Ainda segundo o professor, o último lote de 51 Starlinks, lançados da Flórida no dia 24 de setembro, é de um novo modelo, mais brilhante, que pode ter confundido os pilotos.

Luzes que se movimentam

De Cicco concorda que parte das luzes relatadas pelos pilotos são, sim, reflexos dos satélites. Mas essa explicação vale somente para aquelas com padrões repetitivos, em dias consecutivos.

As luzes coloridas e erráticas, que seguem aeronaves, continuam sem explicação plausível. "Não são satélites e nem meteoros", acredita. "Precisamos analisar os avistamentos por partes. Algumas luzes que aparecem piscando na direção sul na linha do horizonte são Starlink, mas há outras."

"O problema é que nos áudios os pilotos relatam que há pontos de luz andando mais embaixo, rodopiando, seguindo avião e o satélite é apenas uma luz que pisca. Então não podemos colocar tudo na mesma caixa e dizer que é Starlink, porque há lacunas com a versão dos pilotos", acrescenta De Cicco.

"Além disso, por que a torre ainda pede para eles filmarem essas luzes? Se fosse tudo satélite, não teria motivo para isso." O astrônomo crê que as luzes envolvam ação humana: "posso vislumbrar a hipótese de uma tecnologia militar sendo testada".

Óvnis?

O ufólogo Souza é cauteloso ao falar sobre as luzes avistadas. Segundo ele, um estudo detalhado está sendo feito para explicar todos esses registros na região Sul do Brasil e em países vizinhos, como Uruguai, Argentina e Chile, onde também há relatos de avistamentos.

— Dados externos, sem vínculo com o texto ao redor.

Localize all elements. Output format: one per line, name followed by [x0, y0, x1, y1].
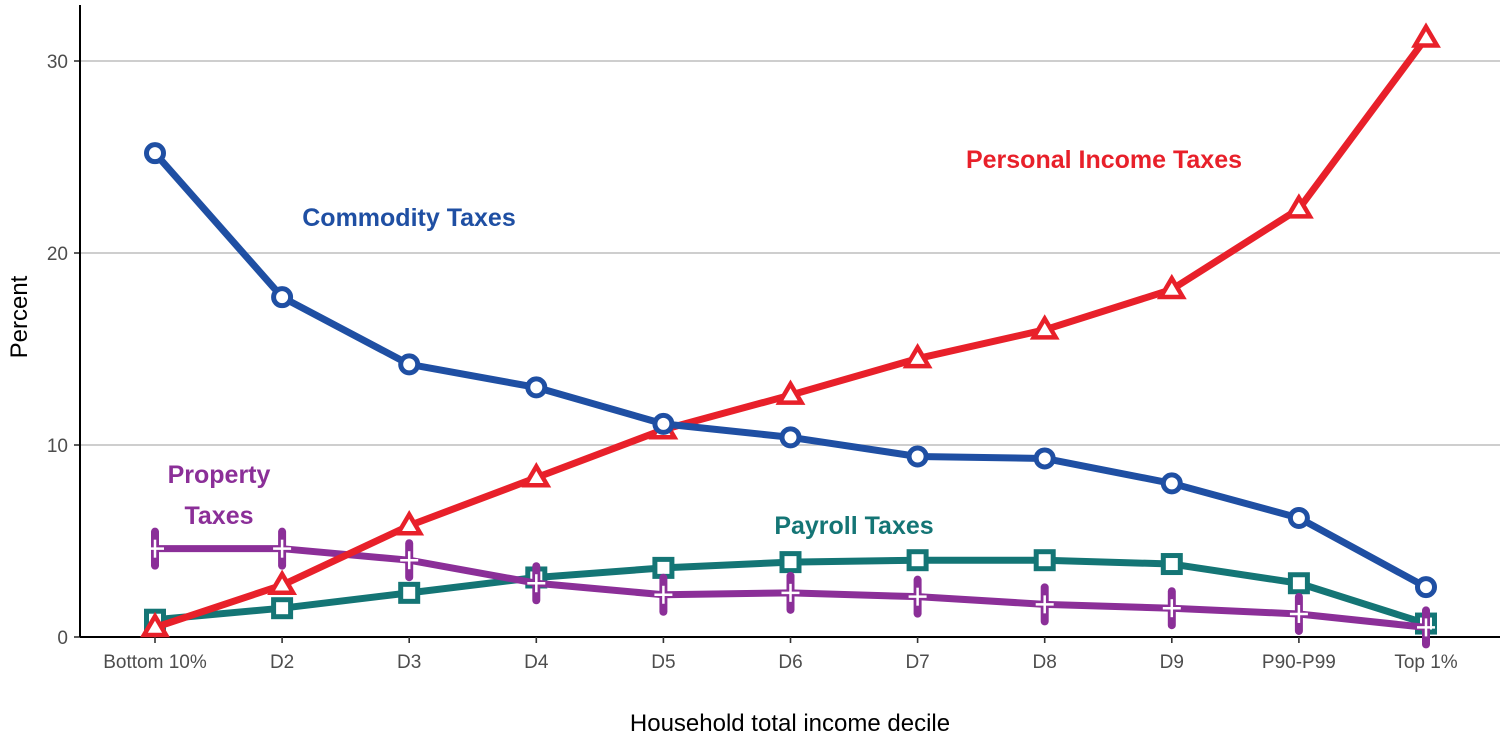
data-point: [906, 445, 929, 468]
data-point: [271, 286, 294, 309]
data-point: [144, 142, 166, 165]
data-point: [271, 597, 294, 620]
data-point: [140, 611, 170, 638]
series-label-payroll-taxes: Payroll Taxes: [774, 512, 933, 540]
series-payroll-taxes: [144, 549, 1437, 635]
data-point: [1160, 553, 1183, 576]
data-point: [1287, 506, 1310, 529]
x-tick-label: D8: [1033, 652, 1057, 673]
data-point: [1156, 273, 1187, 300]
data-point: [1029, 314, 1060, 340]
y-tick-label: 0: [57, 628, 68, 649]
x-tick-label: D6: [778, 652, 802, 673]
series-property-taxes: [146, 527, 1435, 649]
series-commodity-taxes: [144, 142, 1437, 599]
data-point: [906, 549, 929, 572]
data-point: [521, 462, 552, 488]
series-group: [140, 22, 1441, 649]
y-tick-label: 10: [47, 436, 68, 457]
data-point: [1033, 549, 1056, 572]
x-tick-label: D5: [651, 652, 675, 673]
data-point: [779, 551, 802, 574]
x-tick-label: P90-P99: [1262, 652, 1336, 673]
series-label-commodity-taxes: Commodity Taxes: [302, 204, 515, 232]
x-tick-label: D2: [270, 652, 294, 673]
series-label-line: Payroll Taxes: [774, 512, 933, 540]
y-tick-label: 20: [47, 244, 68, 265]
data-point: [398, 353, 421, 376]
data-point: [775, 379, 806, 405]
series-labels: Commodity Taxes Personal Income Taxes Payr…: [168, 146, 1242, 540]
data-point: [652, 412, 675, 435]
data-point: [1160, 472, 1183, 495]
x-tick-label: D9: [1160, 652, 1184, 673]
series-label-property-taxes: Property Taxes: [168, 461, 271, 530]
axes: 0 10 20 30 Bottom 10% D2 D3 D4 D5 D6 D7 D8 D9 P90-P99…: [47, 5, 1500, 673]
data-point: [779, 426, 802, 449]
data-point: [1283, 193, 1314, 219]
x-tick-label: Top 1%: [1394, 652, 1457, 673]
series-label-line: Commodity Taxes: [302, 204, 515, 232]
data-point: [398, 581, 421, 604]
data-point: [902, 342, 933, 369]
x-tick-label: D3: [397, 652, 421, 673]
series-label-personal-income-taxes: Personal Income Taxes: [966, 146, 1242, 174]
x-axis-title: Household total income decile: [630, 710, 950, 737]
data-point: [1411, 22, 1441, 48]
series-personal-income-taxes: [140, 22, 1441, 638]
series-label-line: Taxes: [184, 502, 253, 530]
x-tick-label: D4: [524, 652, 549, 673]
y-axis-title: Percent: [6, 275, 33, 358]
data-point: [525, 376, 548, 399]
data-point: [267, 569, 298, 595]
y-tick-label: 30: [47, 52, 68, 73]
x-tick-label: Bottom 10%: [103, 652, 207, 673]
x-tick-label: D7: [905, 652, 929, 673]
data-point: [1415, 576, 1437, 599]
data-point: [1033, 447, 1056, 470]
series-label-line: Personal Income Taxes: [966, 146, 1242, 174]
data-point: [394, 510, 425, 536]
data-point: [1287, 572, 1310, 595]
series-label-line: Property: [168, 461, 271, 489]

"Estamos em contato com estudiosos destes países, fazendo uma cronologia dos avistamentos e estudando caso a caso. Acreditamos que pode ter situações em que pode ser o Sol refletiu satélites, mas há relatos de pilotos que levam muito à interpretação de óvni, porque são pilotos de carreira, com 36 anos de experiência, que sabem diferenciar um satélite", explica.

Ele relata que as rotas de satélites, meteoros e a movimentação de aviões das forças armadas estão sendo monitoradas, para tentar esclarecer os avistamentos.

Lembrando que, este mês, a Força Aérea Brasileira (FAB) está realizando um exercício de guerra no Rio Grande do Sul, envolvendo mais de 50 aeronaves — como caças, helicópteros e drones.

Governo não se manifesta

Tilt procurou órgãos governamentais para comentar o assunto, como o Instituto Nacional de Pesquisas Espaciais (Inpe) e o Cindacta (Centro Integrado de Defesa Aérea e Controle do Tráfego Aéreo, da Aeronáutica), mas eles não se manifestaram a respeito dos avistamentos.

Assim, pode ser que o caso nunca seja totalmente desvendado, até porque muitas vezes os arquivos são confidenciais ou não há imagens e dados suficientes.